Comienza a desplegarse un ser complejo, busca ejemplos simples, de un idioma a otro. Me parece escucharlo decir: el que nace barrigón, es a ñudo que lo fajen, lo traduce al italiano. Lo sigo con atención. Estoy ante un ejercicio similar cuando rastreo los sutiles guiños que ofrece en sus obras. Ahora recuerdo un dibujo. Desarrolla una visión compleja plagada de personajes en una liturgia extraña. Una arquitectura de planta circular es habitada por personajes con máscaras, sombreros clericales, seres atados, águilas gigantes…y en medio de ese circo atemporal -lo bastante extraño-, un par de pancartas verticales con letras pequeñas. Esos blasones anuncian: pan fresco, salchicha y la palabra butifarra separada en sílabas de manera inexacta.

Comprendí su necesidad de hablarme, auque más no sea para hablarse. Repasa entonces algunos procesos, me muestra posibles senderos que consideraba que había esbozado pero no transitado en profundidad. Yo por momentos contenía mis palabras, llamaba al silencio y cuando no podía ya callar: arriesgaba. Entonces hablamos de las posibilidades de los encofrados vinílicos, de las propiedades del hormigón, de las superficies empavonadas, de las tierras de colores ocres aplicadas a la materia. Me mostró algunos ejemplos que guardaba en su espacio de trabajo; tras la tela manchada que separaba la mesa en la que habíamos comido. Supongo que advirtió mi curiosidad verdadera, mi vocación impetuosa. Evocamos a Le Corbusier, El Convento de La Tourette -que meses después me vio dormir- y L`unite de Habitación de Marsella. Fonseca la había visitado durante su estancia en Paris a principios de los 50 y se había impresionado ante la posibilidad del hormigón y que aún pintado con esmalte conservara sus cualidades superficiales intactas. Los vínculos nunca son lineales. Las asociaciones continúan. Reaparece la filosofía. El sentido del arte jamás fue cuestionado. El arte no es cuestión de credulidad, es cuestión de fe y cada paso dado una meta, porque cada obra es una conquista nueva, un desafío nuevo. Al mismo tiempo un escalón, el camino que necesariamente hay que recorrer para llegar a nuevos lugares. Fonseca no se detiene, mantiene un desarrollo sostenido. Primero será la pintura, luego las cerámicas, las maderas, el cemento, finalmente la piedra. Criticaba su propia obra inicial ante quienes las tenían. Esto lo recuerdo con claridad, hace pocos días me contaban de primera mano, una anécdota en esta dirección, sobre comentarios muy duros en relación a sus pinturas de Montevideo. Sin embargo, aún su obra temprana es contundente y singular y cada imagen se justifica en sí misma. Fonseca siempre abruma, siempre supera sus propias referencias. Por eso creo que es importante ser cauteloso en su mirada, en citar sus influencias. Incluso también en pretenciosamente querer releerlo o autoproclamarse discípulo. Creo que mayoritariamente sufrimos el síndrome de la simplificación, quizás ligado a la liviandad, a la falta de rigor. Ese no querer -o en el mejor de los casos no poder- ahondar en las cosas. Recuerdo otras críticas, algunas tenían que ver con la manera en que se pretendía mostrar el legado de la Escuela del Sur en relación con lo contemporáneo.

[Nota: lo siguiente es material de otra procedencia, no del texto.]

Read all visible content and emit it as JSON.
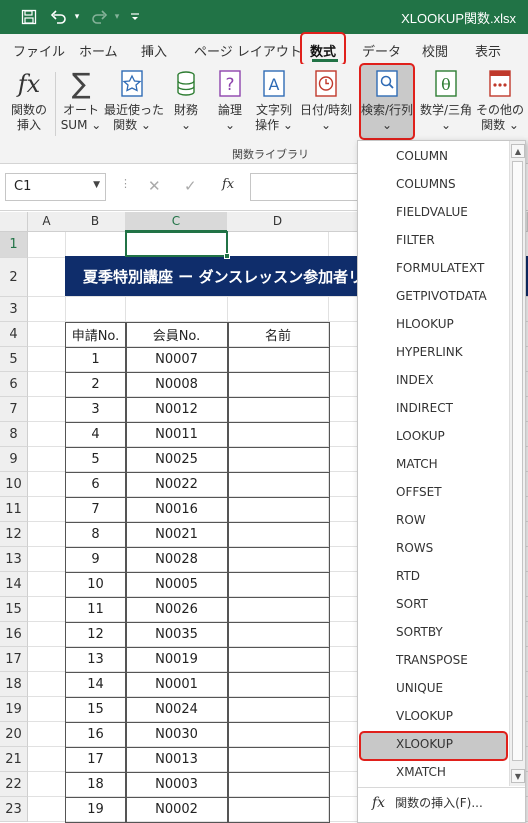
{
  "window": {
    "title": "XLOOKUP関数.xlsx"
  },
  "quick_access": [
    {
      "name": "save-icon",
      "glyph": "🖫"
    },
    {
      "name": "undo-icon",
      "glyph": "↶"
    },
    {
      "name": "undo-dropdown-icon",
      "glyph": "▾"
    },
    {
      "name": "redo-icon",
      "glyph": "↷"
    },
    {
      "name": "redo-dropdown-icon",
      "glyph": "▾"
    },
    {
      "name": "customize-qat-icon",
      "glyph": "⩡"
    }
  ],
  "tabs": [
    "ファイル",
    "ホーム",
    "挿入",
    "ページ レイアウト",
    "数式",
    "データ",
    "校閲",
    "表示"
  ],
  "active_tab": "数式",
  "ribbon": {
    "buttons": [
      {
        "line1": "関数の",
        "line2": "挿入",
        "icon": "insert-function-icon"
      },
      {
        "line1": "オート",
        "line2": "SUM ⌄",
        "icon": "autosum-icon"
      },
      {
        "line1": "最近使った",
        "line2": "関数 ⌄",
        "icon": "recent-functions-icon"
      },
      {
        "line1": "財務",
        "line2": "⌄",
        "icon": "financial-icon"
      },
      {
        "line1": "論理",
        "line2": "⌄",
        "icon": "logical-icon"
      },
      {
        "line1": "文字列",
        "line2": "操作 ⌄",
        "icon": "text-icon"
      },
      {
        "line1": "日付/時刻",
        "line2": "⌄",
        "icon": "date-time-icon"
      },
      {
        "line1": "検索/行列",
        "line2": "⌄",
        "icon": "lookup-reference-icon"
      },
      {
        "line1": "数学/三角",
        "line2": "⌄",
        "icon": "math-trig-icon"
      },
      {
        "line1": "その他の",
        "line2": "関数 ⌄",
        "icon": "more-functions-icon"
      }
    ],
    "group_label": "関数ライブラリ"
  },
  "formula_bar": {
    "name_box": "C1",
    "cancel": "✕",
    "enter": "✓",
    "fx": "fx",
    "value": ""
  },
  "columns": [
    "A",
    "B",
    "C",
    "D"
  ],
  "selected_column": "C",
  "rows": [
    "1",
    "2",
    "3",
    "4",
    "5",
    "6",
    "7",
    "8",
    "9",
    "10",
    "11",
    "12",
    "13",
    "14",
    "15",
    "16",
    "17",
    "18",
    "19",
    "20",
    "21",
    "22",
    "23"
  ],
  "sheet": {
    "title": "夏季特別講座 ー ダンスレッスン参加者リ",
    "headers": {
      "apply_no": "申請No.",
      "member_no": "会員No.",
      "name": "名前"
    },
    "records": [
      {
        "no": "1",
        "member": "N0007"
      },
      {
        "no": "2",
        "member": "N0008"
      },
      {
        "no": "3",
        "member": "N0012"
      },
      {
        "no": "4",
        "member": "N0011"
      },
      {
        "no": "5",
        "member": "N0025"
      },
      {
        "no": "6",
        "member": "N0022"
      },
      {
        "no": "7",
        "member": "N0016"
      },
      {
        "no": "8",
        "member": "N0021"
      },
      {
        "no": "9",
        "member": "N0028"
      },
      {
        "no": "10",
        "member": "N0005"
      },
      {
        "no": "11",
        "member": "N0026"
      },
      {
        "no": "12",
        "member": "N0035"
      },
      {
        "no": "13",
        "member": "N0019"
      },
      {
        "no": "14",
        "member": "N0001"
      },
      {
        "no": "15",
        "member": "N0024"
      },
      {
        "no": "16",
        "member": "N0030"
      },
      {
        "no": "17",
        "member": "N0013"
      },
      {
        "no": "18",
        "member": "N0003"
      },
      {
        "no": "19",
        "member": "N0002"
      }
    ]
  },
  "dropdown": {
    "items": [
      "COLUMN",
      "COLUMNS",
      "FIELDVALUE",
      "FILTER",
      "FORMULATEXT",
      "GETPIVOTDATA",
      "HLOOKUP",
      "HYPERLINK",
      "INDEX",
      "INDIRECT",
      "LOOKUP",
      "MATCH",
      "OFFSET",
      "ROW",
      "ROWS",
      "RTD",
      "SORT",
      "SORTBY",
      "TRANSPOSE",
      "UNIQUE",
      "VLOOKUP",
      "XLOOKUP",
      "XMATCH"
    ],
    "highlighted": "XLOOKUP",
    "insert_function": "関数の挿入(F)..."
  },
  "annotation_color": "#e0201b",
  "accent_color": "#217346",
  "title_band_color": "#0f2d6b"
}
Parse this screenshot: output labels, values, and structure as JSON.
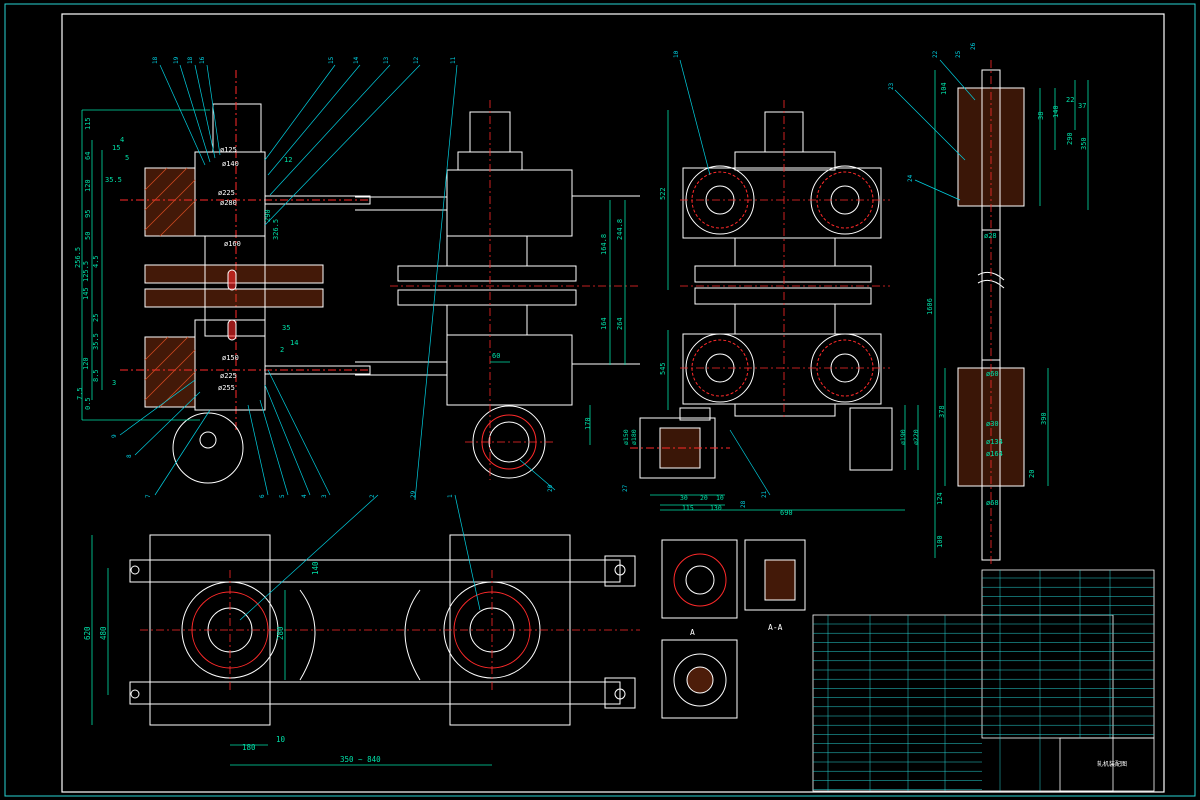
{
  "colors": {
    "background": "#000000",
    "outline": "#ffffff",
    "frame": "#27d3d3",
    "dimension": "#00e0a8",
    "leader": "#00cfe0",
    "centerline": "#ff2a2a",
    "hatch": "#d04820",
    "dot": "#ff2aff"
  },
  "left_section_dims": [
    "115",
    "64",
    "15",
    "4",
    "35.5",
    "120",
    "95",
    "290",
    "326.5",
    "50",
    "4.5",
    "125.5",
    "145",
    "256.5",
    "25",
    "35.5",
    "8.5",
    "120",
    "0.5",
    "7.5",
    "3",
    "2",
    "35",
    "14",
    "12",
    "5"
  ],
  "left_section_diameters": [
    "ø125",
    "ø140",
    "ø225",
    "ø280",
    "ø160",
    "ø225",
    "ø150",
    "ø255"
  ],
  "front_view_dims": [
    "60",
    "244.8",
    "164.8",
    "164",
    "264",
    "170"
  ],
  "right_view_dims": [
    "522",
    "545",
    "690"
  ],
  "detail_dims": [
    "ø150",
    "ø180",
    "ø190",
    "ø220",
    "30",
    "20",
    "10",
    "115",
    "130"
  ],
  "shaft_dims": [
    "104",
    "37",
    "22",
    "38",
    "140",
    "290",
    "350",
    "ø28",
    "1606",
    "ø60",
    "ø30",
    "ø134",
    "ø164",
    "ø68",
    "124",
    "20",
    "100",
    "378",
    "390"
  ],
  "plan_dims": [
    "620",
    "480",
    "280",
    "140",
    "180",
    "10",
    "350 ~ 840"
  ],
  "section_marks": [
    "A",
    "A-A"
  ],
  "balloon_labels": [
    "18",
    "19",
    "18",
    "16",
    "15",
    "14",
    "13",
    "12",
    "11",
    "10",
    "9",
    "8",
    "7",
    "6",
    "5",
    "4",
    "3",
    "2",
    "1",
    "20",
    "21",
    "22",
    "23",
    "24",
    "25",
    "26",
    "27",
    "28",
    "29"
  ],
  "title_block_title": "轧机装配图"
}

Aparecen en mi memoria anécdotas en relación a algunas de sus obras públicas. La torre de México fue ocupada en determinado momento por gente que vivía en las calles. Al mismo tiempo que me cuenta esto, mira hacia abajo, supongo que sonríe… ¿te imaginas que deben de haber sentido cuando al mover la pesada esfera descubrieran que había agua? Acepto su juego, elijo creerle, soy cómplice de sus visiones. Me regocijo una vez más en el silencio, me dirijo hacia Red travertine, una pieza hecha 10 años antes. Descansa sobre una base de madera con ruedas, al mismo tiempo que es jalada desde una viga por un malacate mecánico. La rojiza piedra nubla mis ojos. En la parte alta, una suerte de pulida plazoleta. Asisto a un recuerdo atávico, invade mi memoria el jardín de los senderos que se bifurcan de Borges. Sigo caminando, disfruto del recorrido. Llego hasta un obelisco dañado, un nicho comprime una esfera, una vertical clara, no demasiado alta, una rampa nítida transita la abstracción de una fachada… y la superficie de la roca casi intacta, siempre en bruto, con las marcas oblicuas del cincel. El no interrumpe mi recorrido mental, da unos pasos en otra dirección, se dirige a un pilar no muy grande. Reubico mis ojos. En ese travelling aparecen cebollas en una bolsa plástica que cuelgan de una ventana. Algo más arriba un antiguo reloj… ¿Siempre se maneja sólo? - le pregunto. Me refiero de manera más concreta al peso de las piedras. Toma entonces unas pequeñas piezas metálicas de no más de 6 mm de espesor, cortas en el largo. Empieza a explicar mientras las coloca en unas perforaciones inclinadas en la piedra. Coloca unas lingas. Me devela el mecanismo. Un despiece tan exacto como simple. Recuerdo otra anécdota, ésta en relación con el pilar colocado en las calles de Nueva York. Más concretamente cuando trabajó en la vereda en su restauración y limpieza. La gente consentía el recuperar la escultura, al momento sucia, deteriorada. No lo toman como al artista, arriesgan entonces comentarios simples. El mantiene oculta su identidad, disfruta del anonimato. ¿Qué tiene este tipo de huraño? - me pregunto. Creo que nos protegemos ante la incomprensión, ante la ausencia de ritualidad, ante la falta de poesía.
Se hace casi la noche. El timbre me recuerda que estoy en Manhattan, me devuelve al bullicio. Agradezco la gracia de algunos encuentros. Vienen por mí una pareja de amigos y su hijo, un niño por ese entonces pequeño. Juega alocadamente, de manera inquieta. Ignora que me perturba. Me enloquece pensar que puede llevarse por delante alguna piedra. Gonzalo advierte mi incomodidad, dejalo – me dice con una pasividad alarmante -si rompe algo, -quizás - algo encuentre.
J.B. Centro Cultural de España. Montevideo, 24 de julio de 2008.